Another beautiful day here in Southeast Missouri. The wind is blowing and making my bell chime ring. I can hear it while I'm blogging. I love the sound. The sound it makes is similar to those wind chimes made from metal pipes that are several feet long. I love the deep resonance of the notes, and my bell chime is similar, though not so deep.
I really love spring. It is my favorite season. I love the new leaves, the flowers, the singing birds, the wind, the increasing length of the days. I love the temperatures, which are ideal-balmy during the day, and cool at night. Mostly, I like the sense of hope. I always want to plant flowers in the spring, but when summer comes I don't want to water them, because I'm too warm. Then I feel guilty when the flowers are struggling. I actually imagine the flowers' feelings of abandonment as I walk past them into the house. (Can you spell codependent? How about neurotic?) Anyway, I have finally learned to "think the flower through" and save myself from MONTHS of guilt by not planting in the spring. I just realized that I never feel guilty for not watering my lawn. I wonder if that's because I didn't plant it. I must be of the ancient oriental belief that if I plant a flower I make myself responsible for it's life.
Father was talking about the Pope's resignation today at mass. He reminded us of the Pope's humility in giving up the power of the papacy. He linked that back to the gospel reading about how the devil tempted Christ in the desert.
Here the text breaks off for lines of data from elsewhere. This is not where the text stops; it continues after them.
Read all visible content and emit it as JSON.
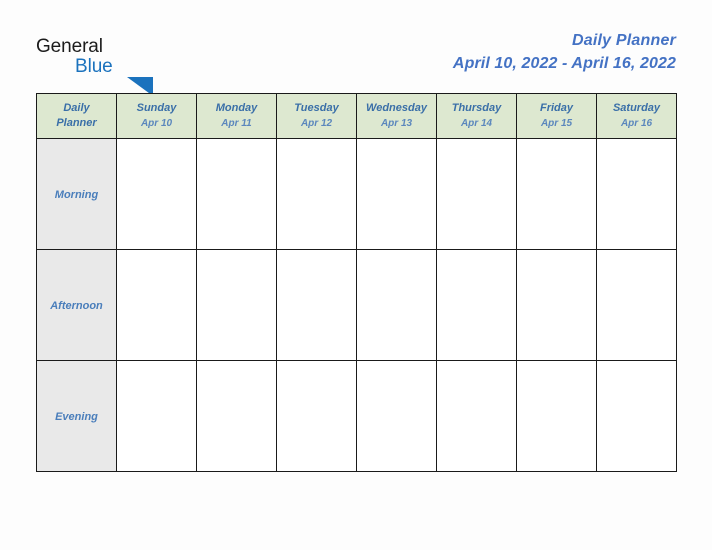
{
  "brand": {
    "name_part1": "General",
    "name_part2": "Blue",
    "triangle_icon": "blue-triangle-icon",
    "triangle_color": "#1b72bd"
  },
  "header": {
    "title": "Daily Planner",
    "date_range": "April 10, 2022 - April 16, 2022"
  },
  "colors": {
    "header_row_background": "#dde8d0",
    "row_label_background": "#e9e9e9",
    "cell_background": "#ffffff",
    "grid_line": "#1a1a1a",
    "title_blue": "#4472c4",
    "header_text_blue": "#3a6fa8",
    "date_text_blue": "#5b87bd",
    "row_label_blue": "#4a7ebb",
    "page_background": "#fdfdfd"
  },
  "table": {
    "corner": {
      "line1": "Daily",
      "line2": "Planner"
    },
    "columns": [
      {
        "day": "Sunday",
        "date": "Apr 10"
      },
      {
        "day": "Monday",
        "date": "Apr 11"
      },
      {
        "day": "Tuesday",
        "date": "Apr 12"
      },
      {
        "day": "Wednesday",
        "date": "Apr 13"
      },
      {
        "day": "Thursday",
        "date": "Apr 14"
      },
      {
        "day": "Friday",
        "date": "Apr 15"
      },
      {
        "day": "Saturday",
        "date": "Apr 16"
      }
    ],
    "rows": [
      {
        "label": "Morning",
        "cells": [
          "",
          "",
          "",
          "",
          "",
          "",
          ""
        ]
      },
      {
        "label": "Afternoon",
        "cells": [
          "",
          "",
          "",
          "",
          "",
          "",
          ""
        ]
      },
      {
        "label": "Evening",
        "cells": [
          "",
          "",
          "",
          "",
          "",
          "",
          ""
        ]
      }
    ]
  }
}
Father said that sin is always beautiful. I have heard this concept before, but never so succinctly put. Sin is always beautiful, but it's wage is death. Father also pointed out that everything the devil offered Christ was temporary, that none of it lasted. That's true for me, too. When temptation comes to me, it is always disguised as a good, and it is of no lasting value. If I reach for it, I will die or Christ will die for me. The Pope has refused to reach for the illusion of being indispensable. I hope that this Lent will teach me to discern between evils, which are always disguised as goods, and true goods. I hope I will learn to reach for the true goods, rather than the temporary 'goods' of temptations.
If you read this, then thank you for being my imagined audience for today. Happy spring and happy Lent!